Four Nubian goats—Eyebrows, Hector, Horatio and Minnie—were rescues from a petting zoo that was shut down, and are now contentedly fenced onto the hill during the daytime. The creatures have no problem navigating the slope, and spend their day going up and down the hill, seeking out weeds and consuming them. “They don’t eat the grasses as much they eat the weeds, they literally have a preference,” McMackin told Gothamist. “This is a goat paradise. They’re thrilled.”
The goats will be allowed to freely roam the berm each day, and at night will be housed in a covered shed on the property, where they’ll have access to food and water. Brooklyn Bridge Park plans to keep them for two months before reassessing if they are a sustainable answer to the weed problem. If all goes according to plan, the goats will move in permanently.
…Cute as they may be, however, the park is going to great lengths to keep them away from people. “In order for this project to work, they can’t be disturbed by the public,” McMackin stressed. “We need the public to not pester them and especially not to feed them. If they’re being given food, they won’t be hungry enough to eat the weeds, and if they don’t do their job the project will be a failure.”

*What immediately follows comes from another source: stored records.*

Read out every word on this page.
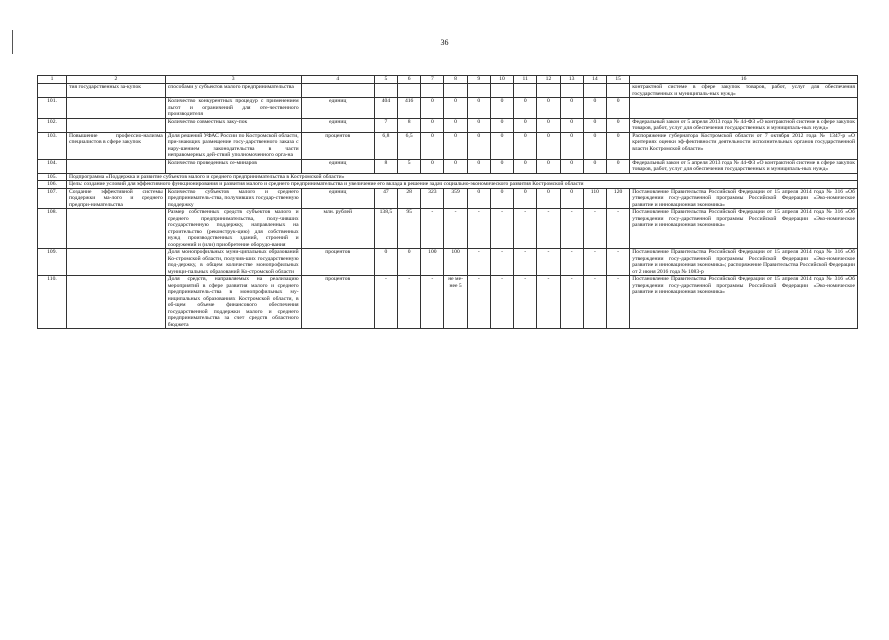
36
1	2	3	4	5	6	7	8	9	10	11	12	13	14	15	16
	тия государственных за-купок	способами у субъектов малого предпринимательства													контрактной системе в сфере закупок товаров, работ, услуг для обеспечения государственных и муниципаль-ных нужд»
101.		Количество конкурентных процедур с применением льгот и ограничений для оте-чественного производителя	единиц	404	416	0	0	0	0	0	0	0	0	0	
102.		Количество совместных заку-пок	единиц	7	8	0	0	0	0	0	0	0	0	0	Федеральный закон от 5 апреля 2013 года № 44-ФЗ «О контрактной системе в сфере закупок товаров, работ, услуг для обеспечения государственных и муниципаль-ных нужд»
103.	Повышение профессио-нализма специалистов в сфере закупок	Доля решений УФАС России по Костромской области, при-знающих размещение госу-дарственного заказа с нару-шением законодательства в части неправомерных дей-ствий уполномоченного орга-на	процентов	6,8	6,5	0	0	0	0	0	0	0	0	0	Распоряжение губернатора Костромской области от 7 октября 2012 года № 1347-р «О критериях оценки эф-фективности деятельности исполнительных органов государственной власти Костромской области»
104.		Количество проведенных се-минаров	единиц	8	5	0	0	0	0	0	0	0	0	0	Федеральный закон от 5 апреля 2013 года № 44-ФЗ «О контрактной системе в сфере закупок товаров, работ, услуг для обеспечения государственных и муниципаль-ных нужд»
105.	Подпрограмма «Поддержка и развитие субъектов малого и среднего предпринимательства в Костромской области»														
106.	Цель: создание условий для эффективного функционирования и развития малого и среднего предпринимательства и увеличение его вклада в решение задач социально-экономического развития Костромской области														
107.	Создание эффективной системы поддержки ма-лого и среднего предпри-нимательства	Количество субъектов малого и среднего предприниматель-ства, получивших государ-ственную поддержку	единиц	47	28	323	359	0	0	0	0	0	110	120	Постановление Правительства Российской Федерации от 15 апреля 2014 года № 316 «Об утверждении госу-дарственной программы Российской Федерации «Эко-номическое развитие и инновационная экономика»
108.		Размер собственных средств субъектов малого и среднего предпринимательства, полу-чивших государственную поддержку, направленных на строительство (реконструк-цию) для собственных нужд производственных зданий, строений и сооружений и (или) приобретение оборудо-вания	млн. рублей	138,5	95	-	-	-	-	-	-	-	-	-	Постановление Правительства Российской Федерации от 15 апреля 2014 года № 316 «Об утверждении госу-дарственной программы Российской Федерации «Эко-номическое развитие и инновационная экономика»
109.		Доля монопрофильных муни-ципальных образований Ко-стромской области, получив-ших государственную под-держку, в общем количестве монопрофильных муници-пальных образований Ко-стромской области	процентов	0	0	100	100	-	-	-	-	-	-	-	Постановление Правительства Российской Федерации от 15 апреля 2014 года № 316 «Об утверждении госу-дарственной программы Российской Федерации «Эко-номическое развитие и инновационная экономика»; распоряжение Правительства Российской Федерации от 2 июня 2016 года № 1083-р
110.		Доля средств, направляемых на реализацию мероприятий в сфере развития малого и среднего предприниматель-ства в монопрофильных му-ниципальных образованиях Костромской области, в об-щем объеме финансового обеспечения государственной поддержки малого и среднего предпринимательства за счет средств областного бюджета	процентов	-	-	-	не ме-нее 5	-	-	-	-	-	-	-	Постановление Правительства Российской Федерации от 15 апреля 2014 года № 316 «Об утверждении госу-дарственной программы Российской Федерации «Эко-номическое развитие и инновационная экономика»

The Prospect Park Alliance has also used goats to rid their site of weeds, explaining that the animals are a superior choice to machinery. As The Daily News reports,
“It’s feasible to go in with people, but that part of the park is incredibly steep,” [said Alliance spokeswoman Grace McCreight], adding that the area in question is too heavily wooded and precipitous for machinery. “Sending a person up those slopes would be a very strenuous climb…. It is more cost-efficient to do this kind of work with goats than with humans.”
Incidentally, New York City’s nickname of Gotham was borrowed from a town in Nottinghamshire, England. In Old English, “Got-” = “goat,” and “-ham” = “home,” loosely translated as “goat homestead.”